One of the great training values of playing on Magic Online is that it made you acutely aware of when you could do things in each turn, and this was a big help to "ramp you up" to playing on paper or in a tournament setting. Make sure that you're not missing out on this education in Arena. In fact, I would make this a priority. Every time the game skips over a stop where you could have done something and you didn't, WRITE IT DOWN. Figure out which stop you're missing, make sure that you can actually do what you want to do (and you're not just trying to do something illegal like casting Fight With Fire as an instant,) and figure out if things would have been different if you had set a stop or if it was actually a program bug.

One of my complaints with Arena is that its "full control" mode is incredibly non-intuitive. I'd prefer that there just be a "hold priority" button that you could press if you knew you needed to do something in a certain way, and then un-press it when you were willing to move on. But, until that happens, you have to take care of yourself and hit the stops when you need them.
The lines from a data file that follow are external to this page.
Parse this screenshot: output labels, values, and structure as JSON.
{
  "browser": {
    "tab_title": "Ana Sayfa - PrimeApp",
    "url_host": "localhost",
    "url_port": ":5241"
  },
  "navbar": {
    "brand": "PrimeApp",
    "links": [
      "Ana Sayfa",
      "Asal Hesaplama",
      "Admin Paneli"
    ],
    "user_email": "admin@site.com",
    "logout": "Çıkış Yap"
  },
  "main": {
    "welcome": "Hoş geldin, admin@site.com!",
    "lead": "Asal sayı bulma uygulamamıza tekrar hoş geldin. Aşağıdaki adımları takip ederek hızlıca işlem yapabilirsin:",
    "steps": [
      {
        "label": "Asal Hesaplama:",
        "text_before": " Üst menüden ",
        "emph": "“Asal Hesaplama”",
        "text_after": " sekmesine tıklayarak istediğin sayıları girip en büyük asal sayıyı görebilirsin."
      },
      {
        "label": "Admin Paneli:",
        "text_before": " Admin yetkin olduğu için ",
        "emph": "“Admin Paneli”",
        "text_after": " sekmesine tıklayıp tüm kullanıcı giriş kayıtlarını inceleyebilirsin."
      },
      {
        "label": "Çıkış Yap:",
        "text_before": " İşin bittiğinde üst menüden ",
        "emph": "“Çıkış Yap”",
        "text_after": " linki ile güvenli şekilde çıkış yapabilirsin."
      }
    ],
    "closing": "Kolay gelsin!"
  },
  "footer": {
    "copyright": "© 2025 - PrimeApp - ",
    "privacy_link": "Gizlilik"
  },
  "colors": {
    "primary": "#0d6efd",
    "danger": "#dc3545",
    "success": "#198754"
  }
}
Bad Habit 3: Resigning Too Early

I was listening to Ryan Spain talk about the way that online game designers attempt to keep you playing their games and spending real money on their product on this week's Limited Resources episode, and it got me thinking about the desires of the game makers against the desires of a player trying to improve.

The designers of Arena WANT you to play best-of-one. They want you to be comfortable and happy knowing that a different match against a different deck is only one resignation away. But this often means that you may be liable to bail on matches when you're simply behind rather than when you're actually defeated. Lord knows that I can fall into this bad habit a lot. Since I am a Johnny at heart and I'm much more interested in playing and testing off-the-beaten-path brews rather than trying to make Mythic every season, there are a lot of times where the loss of a game or a match doesn't affect me at all. It's the easiest thing when a game gets frustrating or uncomfortable to quit and start over with a fresh game and a fresh draw. But learning how to play from behind or play to your outs and the situation on board is a skill that you can't get any other way than playing from behind.

Knowing what your outs are when you're playing from behind is a skill. Slowing your opponent down in order to maximize your win percentage is a skill. And you're going to gain that skill from putting yourself in those situations. Differentiate what sort of "play" you're doing at any one time. Yes, it's okay to jam a couple of games after work and bail if you decide you want to play a different deck. But don't think that this is the same thing as tournament preparation just because it says "ranked" next to the game type. You play the way you practice, so make sure you're practicing in a way that's similar to how you're going to compete. If you care about FNM, make sure you're drafting against humans every once in a while, or that you're playing in the BO3 queues and playing full matches. Get your sideboarding practice in. Play in uncomfortable situations. That's how you'll get better.

So if you're like me, you know you do these things. It's okay if you do -- it doesn't make you a bad person. It just means that you need to increase your awareness of this stuff a bit and change the way that you practice and play. It'll make you a better player in the end, and it'll make your "grind" of climbing ladders more like directed practice where the aim is to make you a better player rather than grinding. You grind metal. You sharpen your mind. Sharpen, don't grind. Have some great sessions, and as always... drive friendly!